Nurse leaders can take proactive steps to help their organizations provide the highest quality of care on a day-to-day basis and stand out as a high-value care partner.

Review patient procedures with quality in mind.

Not only should patient procedures be kept up to date and relevant, but their impact on the quality of care and their cost effectiveness also should be evaluated. For example, facility leaders might choose to save money by using a lower-cost wound dressing such as gauze throughout the facility. Gauze initially costs less than foam dressings, but the gauze may require daily changes, whereas a foam dressing can be left in place for three or more days, requiring less staff time. Furthermore, the foam dressing keeps the wound at an optimum temperature to promote healing, requiring less nursing time and ultimately costing the facility less money and improving resident outcomes. Nurse leaders should keep the bigger picture in mind when considering how facility protocols can offer higher value and improve resident outcomes.

Train staff to prevent missing information and avoid frustration.

What happens when your facility receives an admission with no documentation about the new resident’s influenza or pneumococcal vaccine status? Your team asks the resident and the family, but the resident doesn’t remember and the family doesn’t know. If it’s really difficult to get documentation in a situation like this, staff may be more likely to give up quickly. Similarly, what happens if a resident arrives with a Stage 2 pressure ulcer that was previously a Stage 3 or 4 but without documentation indicating this? If the pressure ulcer returns to a Stage 4, but your team has already coded a Stage 2, your facility reports will show worsening of a pressure ulcer, negatively impacting Quality Measures. Staff should be trained on the vital importance of collecting all the proper information and supporting documentation (including from the hospital) to ensure that these data points are included in the resident record.

Identify and mitigate patient-centered risk as quickly as possible.

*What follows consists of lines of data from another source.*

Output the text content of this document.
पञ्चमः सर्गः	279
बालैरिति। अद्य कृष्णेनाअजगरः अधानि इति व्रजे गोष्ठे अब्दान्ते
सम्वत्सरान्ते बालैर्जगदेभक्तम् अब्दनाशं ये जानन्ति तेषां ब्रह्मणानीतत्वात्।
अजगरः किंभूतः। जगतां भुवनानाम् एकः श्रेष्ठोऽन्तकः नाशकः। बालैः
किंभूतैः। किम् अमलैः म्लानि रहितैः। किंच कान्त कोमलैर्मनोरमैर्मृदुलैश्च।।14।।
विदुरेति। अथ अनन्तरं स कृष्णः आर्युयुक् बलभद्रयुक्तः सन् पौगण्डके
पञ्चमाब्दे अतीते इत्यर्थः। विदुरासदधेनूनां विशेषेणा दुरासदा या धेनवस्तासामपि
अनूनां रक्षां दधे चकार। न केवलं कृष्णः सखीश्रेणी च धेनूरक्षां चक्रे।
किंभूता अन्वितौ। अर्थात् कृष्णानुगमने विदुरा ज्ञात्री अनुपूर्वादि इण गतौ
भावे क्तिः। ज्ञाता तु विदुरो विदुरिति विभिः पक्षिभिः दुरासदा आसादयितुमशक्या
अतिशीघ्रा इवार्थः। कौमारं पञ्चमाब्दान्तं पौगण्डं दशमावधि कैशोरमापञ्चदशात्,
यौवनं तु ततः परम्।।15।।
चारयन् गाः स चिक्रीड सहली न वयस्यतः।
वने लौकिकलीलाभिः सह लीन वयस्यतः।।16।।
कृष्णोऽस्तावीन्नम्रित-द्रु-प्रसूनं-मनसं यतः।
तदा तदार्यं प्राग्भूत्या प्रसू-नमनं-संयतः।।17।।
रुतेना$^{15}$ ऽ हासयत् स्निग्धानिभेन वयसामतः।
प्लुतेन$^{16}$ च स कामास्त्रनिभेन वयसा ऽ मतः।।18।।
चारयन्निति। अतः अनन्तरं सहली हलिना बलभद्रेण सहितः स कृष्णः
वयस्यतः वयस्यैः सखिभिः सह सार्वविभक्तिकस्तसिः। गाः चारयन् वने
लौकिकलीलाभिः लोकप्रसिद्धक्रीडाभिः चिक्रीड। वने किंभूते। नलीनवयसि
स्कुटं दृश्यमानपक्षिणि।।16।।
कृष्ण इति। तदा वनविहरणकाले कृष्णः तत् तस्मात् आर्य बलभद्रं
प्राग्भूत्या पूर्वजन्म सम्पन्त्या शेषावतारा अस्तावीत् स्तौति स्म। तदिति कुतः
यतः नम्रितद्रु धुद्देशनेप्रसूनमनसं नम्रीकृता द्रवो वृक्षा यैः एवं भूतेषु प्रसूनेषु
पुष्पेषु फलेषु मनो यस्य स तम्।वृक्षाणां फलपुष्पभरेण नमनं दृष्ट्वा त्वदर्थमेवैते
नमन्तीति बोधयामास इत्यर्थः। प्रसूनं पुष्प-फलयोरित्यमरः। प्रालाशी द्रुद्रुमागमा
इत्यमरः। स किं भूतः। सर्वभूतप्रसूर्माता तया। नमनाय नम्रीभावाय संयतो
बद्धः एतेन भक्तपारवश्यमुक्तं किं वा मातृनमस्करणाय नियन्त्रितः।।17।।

As of November 28, 2017, CMS will require the implementation of a baseline care plan within 48 hours, which should be used to identify an effective person-centered care upon admission, based on professional standards of quality care. Using this care plan to monitor immediately for potential risks specific to the resident will support early identification of problems and person-centered interventions that can reduce emergency room visits and re-hospitalizations. For example, while assessing for a pressure ulcer risk, if the resident shows a risk for nutrition but no other areas (i.e., activity, mobility, sensory perception, moisture, friction, or shearing), you will want to address the nutrition aspect by ensuring the resident has adequate caloric, fluid and protein intake.

Stay on top of vaccinations.

Showcase your prevention skills through influenza and pneumococcal vaccination Quality Measures. Make sure that you are on top of vaccination schedules and are administering immunizations appropriately in accordance with a policy that follows the Centers for Disease Control and Prevention guidelines, and ensure that vaccinations are accurately captured on MDS assessments.